En effet, il a été constaté que le documentaire parle de l’esclavage en Afrique, avec comme invités Birame Dah Abeid et Alioune Tine, défenseur sénégalais des droits de l’homme, ancien président du RADDHO (réseau africain pour la défense des droits de l’homme) et représentant d’Amnesty International au Sénégal. Il a été établi que la famille de Birame, installée au Sénégal pour l’étude de ses enfants, occupe en réalité un modeste appartement loué depuis cinq ans dans un immeuble à Dakar.

Les activistes des réseaux sociaux se demandent si l’enquête diligentée par la police sénégalaise autour du documentaire est le fruit d’une initiative propre du gouvernement sénégalais ou si c’est sur la demande des autorités mauritaniennes.

Le premier cas serait exclu, selon les observateurs, dans la mesure où les autorités sénégalaises seraient bien informées des tenants et aboutissants du documentaire, car ce sont elles qui ont délivré l’autorisation du tournage.

La seconde option, si elle est confirmée, serait plutôt inquiétante, dans la mesure où il traduirait une certaine légèreté de l’administration qui prendrait pour argent comptant les écrits d’un bloggeur qui à aucun moment n’a cité des sources, alors qu’elle devait se baser sur ses propres services de renseignement.  

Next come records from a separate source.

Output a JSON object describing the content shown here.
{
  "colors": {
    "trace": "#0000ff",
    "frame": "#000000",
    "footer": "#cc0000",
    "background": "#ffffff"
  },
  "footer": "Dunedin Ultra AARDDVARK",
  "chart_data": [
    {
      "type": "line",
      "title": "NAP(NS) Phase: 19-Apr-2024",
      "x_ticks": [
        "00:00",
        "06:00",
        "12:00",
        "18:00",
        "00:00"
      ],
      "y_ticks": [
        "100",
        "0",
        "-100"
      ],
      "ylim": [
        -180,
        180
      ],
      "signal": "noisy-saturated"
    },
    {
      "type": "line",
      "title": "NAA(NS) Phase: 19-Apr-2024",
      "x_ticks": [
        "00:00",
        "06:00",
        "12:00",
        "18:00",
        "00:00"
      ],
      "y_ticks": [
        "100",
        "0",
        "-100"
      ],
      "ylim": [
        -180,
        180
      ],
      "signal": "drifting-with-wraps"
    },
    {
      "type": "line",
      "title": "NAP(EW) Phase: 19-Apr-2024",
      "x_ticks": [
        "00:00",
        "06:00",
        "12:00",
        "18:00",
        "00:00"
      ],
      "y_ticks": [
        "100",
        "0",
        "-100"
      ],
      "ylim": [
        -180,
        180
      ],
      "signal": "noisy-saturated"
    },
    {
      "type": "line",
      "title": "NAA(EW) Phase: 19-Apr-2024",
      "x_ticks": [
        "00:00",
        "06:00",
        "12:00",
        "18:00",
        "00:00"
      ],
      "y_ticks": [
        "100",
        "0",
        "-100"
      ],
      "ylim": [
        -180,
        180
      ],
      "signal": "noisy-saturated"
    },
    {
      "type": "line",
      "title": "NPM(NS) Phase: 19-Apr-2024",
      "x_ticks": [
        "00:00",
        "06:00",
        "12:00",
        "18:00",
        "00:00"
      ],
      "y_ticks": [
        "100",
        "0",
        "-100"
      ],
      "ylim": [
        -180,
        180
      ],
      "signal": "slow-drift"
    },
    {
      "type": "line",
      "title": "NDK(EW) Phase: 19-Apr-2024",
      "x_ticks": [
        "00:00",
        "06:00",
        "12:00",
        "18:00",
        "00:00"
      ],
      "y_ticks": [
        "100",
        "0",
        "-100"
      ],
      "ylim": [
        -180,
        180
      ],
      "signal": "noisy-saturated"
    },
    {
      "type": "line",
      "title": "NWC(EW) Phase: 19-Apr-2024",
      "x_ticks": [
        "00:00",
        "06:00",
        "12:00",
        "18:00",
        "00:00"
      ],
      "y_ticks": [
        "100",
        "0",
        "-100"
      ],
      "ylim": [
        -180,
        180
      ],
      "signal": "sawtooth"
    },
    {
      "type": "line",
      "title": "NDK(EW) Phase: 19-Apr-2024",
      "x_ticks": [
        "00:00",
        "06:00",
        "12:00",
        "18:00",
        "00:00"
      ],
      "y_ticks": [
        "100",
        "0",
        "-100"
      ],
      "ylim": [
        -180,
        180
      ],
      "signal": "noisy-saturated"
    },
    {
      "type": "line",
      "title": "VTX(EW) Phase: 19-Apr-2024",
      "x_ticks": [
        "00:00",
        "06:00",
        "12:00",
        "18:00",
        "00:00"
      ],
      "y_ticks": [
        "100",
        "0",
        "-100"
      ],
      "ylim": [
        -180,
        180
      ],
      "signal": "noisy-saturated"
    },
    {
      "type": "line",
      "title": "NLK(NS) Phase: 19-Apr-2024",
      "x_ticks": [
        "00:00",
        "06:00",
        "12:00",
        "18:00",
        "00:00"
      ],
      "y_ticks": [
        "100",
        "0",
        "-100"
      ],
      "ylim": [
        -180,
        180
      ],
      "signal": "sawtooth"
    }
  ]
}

Réactions des partisans d’IRA

Pour les partisans d’IRA, la pseudo crise que certains milieux hostiles aux abolitionnistes cherchent à créer entre la Mauritanie et le Sénégal, et entre les composantes nationales, a pour but de briser l’entente entre Birame Dah Abeid et le président Mohamed Cheikh Ghazouani. Pour eux, les milieux extrémistes et les fossoyeurs de l’unité nationale tapis dans les rouages du système politique et administratifs mauritaniens, sont hostiles au climat de paix et de concorde politique qui règne aujourd’hui dans le pays. D’où leur propension à se jeter sur n’importe quelle occasion, surtout si Birame est au centre, pour attiser les tensions et exacerber les fibres éthnoraciales.

Aujourd’hui, le bloggeur s’est rétracté en retirant l’écrit incriminé de sa page Facebook et en s’excusant auprès de Birame. Mais plusieurs voix s’élèvent face à sa non poursuite judiciaire, jugeant gravissimes ses écrits qui non seulement, selon elles, portent atteintes aux relations entre le Sénégal et la Mauritanie, mais comportent en plus une incitation à la haine entre les communautés.